The future is now

Prada SS18
By Tempe Nakiska | Fashion | 18 June 2017
Photography Sara Cimino

Prada’s never on the bandwagon. While several designers in Milan were looking back to the 90s, Miuccia this season shifted her gaze to the future, with a menswear collection inspired by virtual reality.

It has roots in what’s currently on at the Fondazione Prada, the brand’s magnificent concrete art space in Milan: an interactive exhibition produced by director Alejandro González Iñárritu, where visitors wear VR headsets and step into the shoes of immigrants making their way from Mexico to the US. It’s not the first time the Oscar-winning filmmaker has worked with Prada, having last year curated a season of of his favourite films to run at the space. But Carne y Arena (Flesh and Sand, as the new installation is called) is the first time the Fondazione has included a VR dimension to its experience. What with headsets now readily available to own and some film festivals beginning to include whole sections for VR films, it’s clear the future will be increasingly virtual. And this is the point Miuccia seemed to be making with her spacey cast.
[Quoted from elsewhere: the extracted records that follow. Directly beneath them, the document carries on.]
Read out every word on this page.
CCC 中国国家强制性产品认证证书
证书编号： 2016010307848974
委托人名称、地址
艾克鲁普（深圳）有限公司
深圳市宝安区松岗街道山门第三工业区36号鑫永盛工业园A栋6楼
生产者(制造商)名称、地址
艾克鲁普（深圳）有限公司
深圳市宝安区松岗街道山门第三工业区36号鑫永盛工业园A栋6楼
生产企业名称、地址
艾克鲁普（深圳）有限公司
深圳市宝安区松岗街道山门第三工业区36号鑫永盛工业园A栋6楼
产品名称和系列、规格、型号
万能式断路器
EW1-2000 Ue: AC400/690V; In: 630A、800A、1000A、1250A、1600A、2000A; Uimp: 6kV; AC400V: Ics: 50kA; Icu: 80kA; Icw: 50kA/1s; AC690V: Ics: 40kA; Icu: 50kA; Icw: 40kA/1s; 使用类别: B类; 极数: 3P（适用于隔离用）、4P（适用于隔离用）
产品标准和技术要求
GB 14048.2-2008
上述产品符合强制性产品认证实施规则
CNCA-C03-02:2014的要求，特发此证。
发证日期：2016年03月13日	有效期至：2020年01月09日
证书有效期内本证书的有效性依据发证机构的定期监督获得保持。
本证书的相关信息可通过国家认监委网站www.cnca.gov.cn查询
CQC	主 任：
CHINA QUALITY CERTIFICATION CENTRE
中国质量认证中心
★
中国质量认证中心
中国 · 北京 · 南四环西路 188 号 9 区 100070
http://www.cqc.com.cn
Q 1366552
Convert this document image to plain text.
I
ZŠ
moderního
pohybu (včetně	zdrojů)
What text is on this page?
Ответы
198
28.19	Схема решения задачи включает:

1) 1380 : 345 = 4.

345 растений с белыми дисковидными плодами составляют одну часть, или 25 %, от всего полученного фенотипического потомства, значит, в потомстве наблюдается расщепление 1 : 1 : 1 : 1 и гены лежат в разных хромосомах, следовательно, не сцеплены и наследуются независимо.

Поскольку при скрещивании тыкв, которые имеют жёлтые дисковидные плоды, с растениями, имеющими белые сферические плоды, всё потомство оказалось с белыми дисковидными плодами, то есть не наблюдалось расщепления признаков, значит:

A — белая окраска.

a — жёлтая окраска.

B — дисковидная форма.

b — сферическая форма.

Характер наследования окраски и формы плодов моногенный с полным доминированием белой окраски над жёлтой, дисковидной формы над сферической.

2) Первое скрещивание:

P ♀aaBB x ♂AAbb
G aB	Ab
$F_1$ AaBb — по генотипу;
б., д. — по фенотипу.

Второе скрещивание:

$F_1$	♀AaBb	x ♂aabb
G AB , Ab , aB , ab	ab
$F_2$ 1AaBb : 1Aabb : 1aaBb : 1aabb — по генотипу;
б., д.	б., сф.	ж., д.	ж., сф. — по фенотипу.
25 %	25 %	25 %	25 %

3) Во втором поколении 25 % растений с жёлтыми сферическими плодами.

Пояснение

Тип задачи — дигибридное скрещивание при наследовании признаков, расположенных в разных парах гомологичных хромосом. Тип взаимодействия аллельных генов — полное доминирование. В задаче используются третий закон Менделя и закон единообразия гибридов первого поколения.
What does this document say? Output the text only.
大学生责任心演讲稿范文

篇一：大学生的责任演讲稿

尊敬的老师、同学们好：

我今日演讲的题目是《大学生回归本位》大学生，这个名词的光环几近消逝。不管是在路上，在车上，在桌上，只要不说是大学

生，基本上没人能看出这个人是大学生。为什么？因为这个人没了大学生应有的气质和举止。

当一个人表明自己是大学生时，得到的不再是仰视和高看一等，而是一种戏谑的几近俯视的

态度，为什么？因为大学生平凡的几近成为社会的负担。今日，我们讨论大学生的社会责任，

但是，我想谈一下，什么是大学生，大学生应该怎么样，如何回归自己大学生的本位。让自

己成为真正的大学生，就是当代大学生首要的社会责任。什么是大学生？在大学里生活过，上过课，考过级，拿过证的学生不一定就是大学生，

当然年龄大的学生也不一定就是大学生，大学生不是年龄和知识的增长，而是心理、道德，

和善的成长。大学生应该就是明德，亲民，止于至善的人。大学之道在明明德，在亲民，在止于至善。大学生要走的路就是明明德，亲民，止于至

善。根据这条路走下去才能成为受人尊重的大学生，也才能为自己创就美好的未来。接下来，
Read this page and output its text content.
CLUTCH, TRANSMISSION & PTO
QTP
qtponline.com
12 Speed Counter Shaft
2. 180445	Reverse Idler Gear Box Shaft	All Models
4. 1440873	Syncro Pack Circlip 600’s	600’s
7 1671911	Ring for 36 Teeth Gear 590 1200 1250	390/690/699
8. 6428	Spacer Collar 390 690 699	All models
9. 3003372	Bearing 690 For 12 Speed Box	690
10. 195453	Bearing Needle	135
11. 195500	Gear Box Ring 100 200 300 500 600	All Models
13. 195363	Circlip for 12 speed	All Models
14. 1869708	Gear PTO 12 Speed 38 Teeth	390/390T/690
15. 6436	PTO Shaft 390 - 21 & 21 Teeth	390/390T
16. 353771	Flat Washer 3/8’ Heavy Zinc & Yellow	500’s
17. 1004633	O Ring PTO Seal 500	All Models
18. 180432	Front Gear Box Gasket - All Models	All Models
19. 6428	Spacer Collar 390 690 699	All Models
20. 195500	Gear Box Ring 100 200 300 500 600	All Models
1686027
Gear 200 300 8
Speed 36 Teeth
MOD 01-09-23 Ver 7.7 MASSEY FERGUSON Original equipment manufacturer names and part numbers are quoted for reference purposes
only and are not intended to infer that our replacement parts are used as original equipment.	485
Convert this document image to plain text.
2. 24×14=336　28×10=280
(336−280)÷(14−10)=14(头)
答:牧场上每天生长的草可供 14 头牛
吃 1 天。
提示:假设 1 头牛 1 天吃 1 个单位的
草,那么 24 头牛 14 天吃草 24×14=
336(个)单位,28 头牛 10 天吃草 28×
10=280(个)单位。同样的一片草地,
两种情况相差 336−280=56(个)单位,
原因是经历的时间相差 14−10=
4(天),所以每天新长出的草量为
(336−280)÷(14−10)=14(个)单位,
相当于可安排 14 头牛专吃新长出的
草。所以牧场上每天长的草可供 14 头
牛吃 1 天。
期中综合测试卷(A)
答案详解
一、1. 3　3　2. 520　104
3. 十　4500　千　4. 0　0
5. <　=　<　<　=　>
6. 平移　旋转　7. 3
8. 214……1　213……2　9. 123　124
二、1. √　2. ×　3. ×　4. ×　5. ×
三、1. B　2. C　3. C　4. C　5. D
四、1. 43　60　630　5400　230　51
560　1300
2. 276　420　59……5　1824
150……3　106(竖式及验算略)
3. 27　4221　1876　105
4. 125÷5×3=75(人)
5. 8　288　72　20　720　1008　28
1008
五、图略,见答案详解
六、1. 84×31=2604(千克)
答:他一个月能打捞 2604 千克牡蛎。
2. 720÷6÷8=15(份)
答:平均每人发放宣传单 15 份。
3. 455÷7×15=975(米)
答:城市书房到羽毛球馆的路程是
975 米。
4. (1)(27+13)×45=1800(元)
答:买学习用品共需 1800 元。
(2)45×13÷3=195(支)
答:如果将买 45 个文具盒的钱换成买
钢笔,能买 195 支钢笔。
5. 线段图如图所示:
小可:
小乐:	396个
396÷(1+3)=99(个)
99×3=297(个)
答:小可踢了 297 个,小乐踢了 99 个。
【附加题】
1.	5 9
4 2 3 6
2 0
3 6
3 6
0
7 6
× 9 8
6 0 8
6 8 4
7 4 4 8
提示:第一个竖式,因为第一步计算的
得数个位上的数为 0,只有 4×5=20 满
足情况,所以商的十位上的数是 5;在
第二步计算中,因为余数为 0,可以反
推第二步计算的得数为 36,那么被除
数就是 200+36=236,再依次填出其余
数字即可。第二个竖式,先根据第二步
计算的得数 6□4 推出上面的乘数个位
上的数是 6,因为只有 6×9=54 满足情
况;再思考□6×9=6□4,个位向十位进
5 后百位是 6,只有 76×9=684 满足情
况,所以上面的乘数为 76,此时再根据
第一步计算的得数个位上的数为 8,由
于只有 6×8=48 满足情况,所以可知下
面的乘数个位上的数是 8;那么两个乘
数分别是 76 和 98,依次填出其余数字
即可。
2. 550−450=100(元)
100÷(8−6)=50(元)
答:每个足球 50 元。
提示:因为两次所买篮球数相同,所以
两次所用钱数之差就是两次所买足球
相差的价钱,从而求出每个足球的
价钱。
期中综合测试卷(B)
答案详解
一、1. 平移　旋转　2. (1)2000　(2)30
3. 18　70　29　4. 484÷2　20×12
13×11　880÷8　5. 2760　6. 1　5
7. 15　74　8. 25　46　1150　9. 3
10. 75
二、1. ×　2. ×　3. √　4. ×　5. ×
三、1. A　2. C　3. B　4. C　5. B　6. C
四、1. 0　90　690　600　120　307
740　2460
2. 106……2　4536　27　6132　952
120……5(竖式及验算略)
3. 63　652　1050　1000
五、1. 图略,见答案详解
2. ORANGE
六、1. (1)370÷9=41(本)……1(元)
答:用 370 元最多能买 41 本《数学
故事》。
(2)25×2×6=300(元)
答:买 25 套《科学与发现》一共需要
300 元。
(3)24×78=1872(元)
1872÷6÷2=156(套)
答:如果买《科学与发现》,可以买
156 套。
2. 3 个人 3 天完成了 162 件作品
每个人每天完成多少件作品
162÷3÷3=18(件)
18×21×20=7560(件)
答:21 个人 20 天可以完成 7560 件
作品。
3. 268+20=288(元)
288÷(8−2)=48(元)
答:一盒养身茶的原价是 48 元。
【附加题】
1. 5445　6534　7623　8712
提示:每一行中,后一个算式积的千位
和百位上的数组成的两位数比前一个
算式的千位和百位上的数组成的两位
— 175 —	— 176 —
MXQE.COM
They wore belted and cuffed boiler suits, like interplanetary voyagers, often unzipped to reveal a starch-collared shirt beneath. Versions of the latter felt a tad 70s (classic Prada, that retro-futurism), drawing a line with the collection’s eerie cartoon motif – a day in the life of laser-eyed monkeys. Mixed in were more commercial pieces (oversized tailored coats, graphic macs and colour-blocked knitwear) and more accessible items attractive to a younger consumer with limited spend capacity (little cartoon-covered clutches, and knee-high socks – worn with studded sandals, an iconic Prada styling cue).

Trying to interpret Miuccia Prada’s shows is always a season highlight. The brand doesn’t provide show notes – no clues – so analysing how the designer’s myriad influences from the worlds of art, politics, film, architecture etc. could have informed her collection is like trying to decipher a futile riddle. But have a go this season and you might scratch the surface of the sci-fi VR idea to find something more real world. If we consider social media, the internet, Netflix and so on as a non real world experience (which we should), then how much of our daily lives do we spend hooked up to some form of ‘virtual reality’ already?

Yes, Miuccia Prada’s work is often preoccupied with the future, but her subversive interpretations often end up looking a lot like the past or the present. That’s not by accident. It’s her clever way of reminding us of the nature of our own realities, and the impact our technologies, thoughts and actions have on ourselves and the world around us. All the while serving us something that feels a bit fantasy, something to aspire to. It’s tasty food for thought.